After laboring for 5 days, I birthed my first baby at home in Columbus, Mississippi, with stitches from a vaginal tear being the only incident. I reveled in our victory over all of the doubt but still struggled to deal with the isolation from my family and my friends. While some of them sent cards and gifts, others did not so much as call. It took me 5 weeks to get my mother and one aunt to finally visit and when my sister finally showed her stay was minimal because she “didn’t like to take off work”. After a few months of back and forth begging for visitors and enduring tumultuous encounters with family, my husband and I moved to Tempe, Arizona, and birthed 3 more babies. For 3 of the 5 years living in Arizona, I served birthing women as both a Health Connect One Community Doula trainee and as a South Phoenix Healthy Start Community Doula where in both instances I supported women of color. I’ve spent the last few years chronically the birth stories of black women across the country in the form of a blog entitled Black Birth Story Blog and I’ve filmed these conversations in a series of YouTube interviews entitled “Listening to Black Women“. In my personal experience and in my work across different states one truth is consistently present:
There is a stigma on black birthing women. When hospital providers encounter us, they anticipate we will develop the worse problems so they choose not to treat us unless we will completely relinquish our decision-making and place our pregnant and laboring bodies completely under their control. This ultimatum we’re given demoralizes us and traumatizes us into believing that our pregnancy and labor journey–one very much lacking institutional-encouraged and community-encouraged autonomy–is an inferior one when compared to white women’s.

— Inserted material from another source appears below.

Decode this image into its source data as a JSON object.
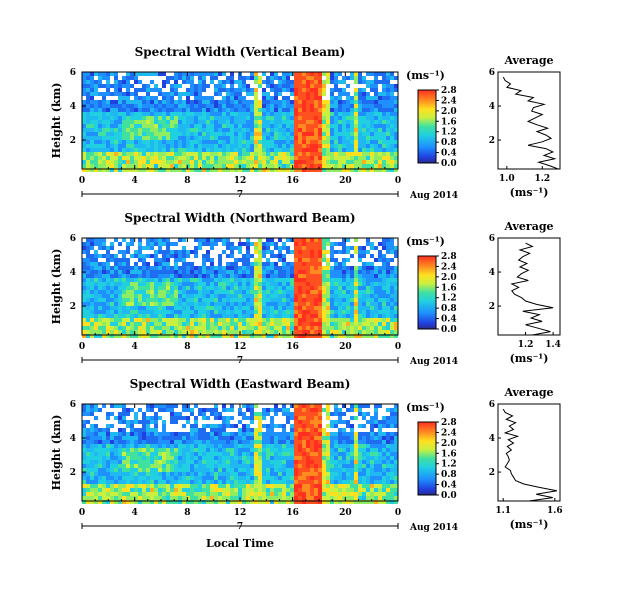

Because the Mississippi Delta has some of the worst birthing outcomes for black women, I believe some of the worst inferiority messaging and maternal mental health exist there as well. Through the stories of birthing black women in the Mississippi Delta and the providers who serve them, I hope to contribute to the Mississippi Free Press Inequity and Resilience Project by:
- clearly outlining community and institutional inferiority messaging specifically aimed at birthing black women in the Mississippi Delta;
- exploring how this messaging negatively impacts black mental health during pregnancy, labor, and birth; and
- highlighting how the COVID-19 pandemic has magnified already existing disparities in mental health support services for pregnant and birthing black women in the Mississippi Delta.
Through investigative storytelling and Mississippi Delta informed solution circles, I not only seek to assess the damage of inferiority messaging on birthing black women, but also to discover how outside of-hospital births, the midwifery model of care, and unassisted birthing, counter the messaging of black birthing inferiority in hopes of outlining actionable steps that can work in counties across the state.